Life in the Fast Lane

March 27, 2014

Sarah Gandolfo (’13 B.S.E.) strapped in and anxiously gripped the steering wheel.

She gazed down the racetrack and took a few deep breaths.

Gandolfo focused on one thing – speed.

As soon as the green flag is waived, she pressed down on the gas pedal and took off.

“Driving such a light car that is capable of going zero to 60 in three seconds gives you such an adrenaline rush,” she said.

Gandolfo wasn’t racing NASCAR. She was a mechanical engineering student at University of Michigan-Dearborn.

When not in the classroom, Gandolfo and about 20 of her classmates competed on the university’s Society of Automotive Engineers (SAE) team. Formula members design, build and test prototype vehicles, which are evaluated based on their market potential.

“If you want to work in the automotive industry, this is where you come,” she said.

UM-Dearborn students building cars

Gear Heads
They certainly are hard to miss.

Several vehicles line the walls of the IAVS. And UM-Dearborn students are responsible for each and every one of them.

As a freshman, David Tokarz took notice.
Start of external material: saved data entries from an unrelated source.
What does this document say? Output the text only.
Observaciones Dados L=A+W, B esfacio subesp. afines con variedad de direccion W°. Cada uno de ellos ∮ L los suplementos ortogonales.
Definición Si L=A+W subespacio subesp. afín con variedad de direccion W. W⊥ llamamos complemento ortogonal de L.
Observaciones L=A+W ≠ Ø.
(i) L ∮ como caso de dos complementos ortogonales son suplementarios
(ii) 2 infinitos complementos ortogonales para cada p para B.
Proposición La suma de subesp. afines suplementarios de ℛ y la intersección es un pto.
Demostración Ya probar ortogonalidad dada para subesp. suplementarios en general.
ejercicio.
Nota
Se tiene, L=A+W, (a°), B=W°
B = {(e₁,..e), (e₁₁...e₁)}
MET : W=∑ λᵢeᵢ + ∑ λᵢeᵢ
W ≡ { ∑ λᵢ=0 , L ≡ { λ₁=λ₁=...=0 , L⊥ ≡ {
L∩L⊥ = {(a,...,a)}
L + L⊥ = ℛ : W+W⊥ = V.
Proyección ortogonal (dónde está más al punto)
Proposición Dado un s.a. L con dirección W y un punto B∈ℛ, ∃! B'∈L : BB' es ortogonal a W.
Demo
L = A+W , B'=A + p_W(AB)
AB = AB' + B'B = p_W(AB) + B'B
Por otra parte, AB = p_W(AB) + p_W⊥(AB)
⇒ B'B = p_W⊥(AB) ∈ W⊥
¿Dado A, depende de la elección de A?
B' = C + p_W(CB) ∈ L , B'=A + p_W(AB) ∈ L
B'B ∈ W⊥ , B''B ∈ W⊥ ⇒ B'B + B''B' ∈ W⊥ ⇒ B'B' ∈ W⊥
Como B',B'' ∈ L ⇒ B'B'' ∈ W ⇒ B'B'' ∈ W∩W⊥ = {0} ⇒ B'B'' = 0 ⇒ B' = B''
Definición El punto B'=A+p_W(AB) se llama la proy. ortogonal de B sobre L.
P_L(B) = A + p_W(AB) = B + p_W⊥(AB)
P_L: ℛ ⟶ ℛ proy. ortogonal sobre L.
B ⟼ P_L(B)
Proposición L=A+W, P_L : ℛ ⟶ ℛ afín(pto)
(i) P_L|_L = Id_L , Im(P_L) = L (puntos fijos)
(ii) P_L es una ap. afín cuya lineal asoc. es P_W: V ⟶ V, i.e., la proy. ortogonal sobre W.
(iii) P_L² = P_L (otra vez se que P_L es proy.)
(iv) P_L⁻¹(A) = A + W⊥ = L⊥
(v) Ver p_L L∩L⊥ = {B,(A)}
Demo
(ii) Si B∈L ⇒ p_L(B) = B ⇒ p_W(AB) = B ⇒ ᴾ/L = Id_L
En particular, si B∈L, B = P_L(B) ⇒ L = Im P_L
He wanted to be part of the design process, so he joined the electric team.

“I’ve been a car guy my whole life,” said Tokarz, an electrical engineering student. “Joining SAE was a no-brainer for me.”

Tokarz hopes to work on electric vehicles for a living, so he plans to soak up as much experience as he can from SAE before graduation.

“It provides you with that actual experience of taking what you learn in class, then applying it to an actual product,” he said. “Before you go out into industry, you already have that experience. You have that total package of fundamentals and the actual application before you go to work.”

Tokarz already was enrolled at UM-Dearborn before he joined SAE, but he understands the team can serve as a recruitment tool for incoming students. It’s what helped land Austin Basnaw.

During his senior year of high school, Basnaw had his pick of schools.

UM-Dearborn was one of them. So when it came time to decide on a college, Basnaw went with the one that provided the best experiential learning environment.

“I knew that I wanted to come to UM-Dearborn because of SAE,” said Basnaw, a mechanical engineering student. “It’s really cool because you get to see the whole design process, start to finish. I’ve actually learned more about engineering through SAE than I have in some of my classes.”

And there’s some truth to that statement, said Tony England, dean of UM-Dearborn’s College of Engineering and Computer Science.

“In many cases, the co-curricular activities, such as SAE, are as important as the academic programs that we offer,” England said.

Engineering courses tend to focus on the analysis of problems, so students spend a majority of their time working through analytical issues. But the creative side is just as important, so England encourages all engineering students to utilize their skills outside the classroom.

“These students figure out how to understand the problem, how they might have a better solution and how to implement that solution,” England said. “Students who have gone through this have learned something about the work environment that some students won’t understand until they graduate.”

UM-Dearborn students and faculty build car

Resume Changer
Taehyun Shim has grown accustomed to the emails and phone calls.

“Do you have any qualified engineers who are graduating this semester? Preference for those with SAE experience.”

Shim, associate professor of mechanical engineering and SAE faculty adviser, often responds with a handful of names.

“Employers are more attracted to people with a working knowledge of cars,” Shim said. “They don’t only build these cars. They test and analyze problems, too.”

Those recommendations have created a growing employment pipeline between UM-Dearborn and the Big Three – Ford, General Motors (GM) and Chrysler.

“When you go into your first interview and tell them you built a car from scratch, it opens up a whole world of conversation,” said Leonard Prezecki, an engineering supervisor at Ford. “You can bring something to an interview that not a lot of recent graduates can. It just opens up a whole different world for you.”

That’s not surprising to Roland Dibra (’10 B.S.). A chassis engineer at GM, Dibra knows the importance of SAE. It helped him land a job right out of college.

“This entire process, from beginning to end, is very similar to what you’d experience in the professional engineering community,” he said. “The experience that I got here was able to carry through on my resume. Any employer would love to see that a student was able to get this experience without being paid because that shows the student is really excited and can devote his or her own time without any direct pay.”